The Flat Cap.   A great hat that can be used to spice up any man’s casual outfit. The flat cap can be paired with jeans and a T-shirt, chinos and Polo, and a pair of shorts with button up dress shirt. It’s very versatile. It’s round in shape with a small brim and high back.

Flatcap

Flatcap

The Trilby. Another hat that was heavily supported by jazz artists, but also worn with dressier styles is the Trilby. This American hat has a deep indented crown with a narrow brim. It is similar to the fedora and homburg.

Trilby

Trilby

The Homburg.   The homburg is almost in the same hat family as the fedora. It is less casual than the top hat, but dressier than the fedora. It has a flat band all the way around it and usually has a feather stuck inside the band.

Hat Etiquette

In the past few years’ hat etiquette among men has declined rapidly.   Gentlemen we need to regain what it means to be a gentleman in the modern age.

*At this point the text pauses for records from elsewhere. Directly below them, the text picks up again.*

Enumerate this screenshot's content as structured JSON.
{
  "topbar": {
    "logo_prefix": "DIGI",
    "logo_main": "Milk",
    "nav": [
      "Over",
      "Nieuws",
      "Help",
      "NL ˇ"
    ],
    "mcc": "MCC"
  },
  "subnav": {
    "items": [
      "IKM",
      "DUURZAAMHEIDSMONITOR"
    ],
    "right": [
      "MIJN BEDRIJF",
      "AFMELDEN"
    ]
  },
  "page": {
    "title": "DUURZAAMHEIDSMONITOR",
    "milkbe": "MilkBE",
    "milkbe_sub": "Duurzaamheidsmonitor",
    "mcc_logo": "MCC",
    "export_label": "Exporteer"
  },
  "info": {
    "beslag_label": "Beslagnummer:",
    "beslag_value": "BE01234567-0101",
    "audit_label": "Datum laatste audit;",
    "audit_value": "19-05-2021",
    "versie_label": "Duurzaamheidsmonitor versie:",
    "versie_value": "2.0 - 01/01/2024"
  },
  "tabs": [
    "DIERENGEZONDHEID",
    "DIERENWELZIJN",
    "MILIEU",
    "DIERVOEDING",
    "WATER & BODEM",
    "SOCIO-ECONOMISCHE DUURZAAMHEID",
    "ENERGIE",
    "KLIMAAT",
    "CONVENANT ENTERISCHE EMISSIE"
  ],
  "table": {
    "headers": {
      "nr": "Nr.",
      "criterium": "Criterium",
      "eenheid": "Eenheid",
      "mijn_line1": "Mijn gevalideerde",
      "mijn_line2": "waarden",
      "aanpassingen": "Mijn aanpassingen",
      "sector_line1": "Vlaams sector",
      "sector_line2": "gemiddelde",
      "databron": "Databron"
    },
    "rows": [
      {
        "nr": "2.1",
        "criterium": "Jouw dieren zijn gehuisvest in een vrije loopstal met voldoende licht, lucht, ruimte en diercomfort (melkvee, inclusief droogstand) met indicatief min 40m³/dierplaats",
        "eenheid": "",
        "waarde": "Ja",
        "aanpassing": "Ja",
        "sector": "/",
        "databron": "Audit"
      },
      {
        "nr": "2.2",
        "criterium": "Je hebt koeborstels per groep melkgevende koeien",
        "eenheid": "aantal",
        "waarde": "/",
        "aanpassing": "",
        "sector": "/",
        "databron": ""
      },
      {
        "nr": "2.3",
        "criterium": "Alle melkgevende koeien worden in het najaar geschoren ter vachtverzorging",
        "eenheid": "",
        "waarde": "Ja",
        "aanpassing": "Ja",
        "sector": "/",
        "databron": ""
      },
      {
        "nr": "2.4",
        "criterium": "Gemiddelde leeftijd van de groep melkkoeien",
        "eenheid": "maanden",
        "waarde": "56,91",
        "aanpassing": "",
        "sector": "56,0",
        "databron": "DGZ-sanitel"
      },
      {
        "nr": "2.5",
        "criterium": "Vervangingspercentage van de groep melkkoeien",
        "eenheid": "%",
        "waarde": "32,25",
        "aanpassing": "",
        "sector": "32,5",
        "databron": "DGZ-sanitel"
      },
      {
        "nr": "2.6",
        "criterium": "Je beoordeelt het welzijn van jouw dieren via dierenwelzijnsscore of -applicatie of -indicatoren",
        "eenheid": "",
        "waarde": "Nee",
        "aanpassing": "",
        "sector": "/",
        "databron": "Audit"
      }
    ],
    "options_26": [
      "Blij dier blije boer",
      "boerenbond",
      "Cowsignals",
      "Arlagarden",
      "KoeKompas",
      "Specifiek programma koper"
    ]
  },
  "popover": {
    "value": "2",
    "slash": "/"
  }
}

We may look dapper in our new hat, but if our etiquette lacks then what’s the point.

Always Remove Your Hat :

*Standing in an elevator.

*When you enter a building.

*When you greet a woman.

*Enter a church.

*When speaking with another individual.

*When you enter someone’s home.

*When you attend an outdoor wedding, funeral, or graveside service.

*During the National Anthem.

Always Tip Your Hat:

*Greeting a friend or individual.

*When you say good-bye.

*Excusing your self to a woman, when passing by in a tight space.

*When you say “Thank you” or “You’re welcome.”

Hats are the final touch to your personal style and wardrobe. I would encourage you to explore the world of men’s hats and find one that suits you perfectly. Once you have found one you like remember to look for function, quality, and style. Enjoy your adventure of hat hunting guys.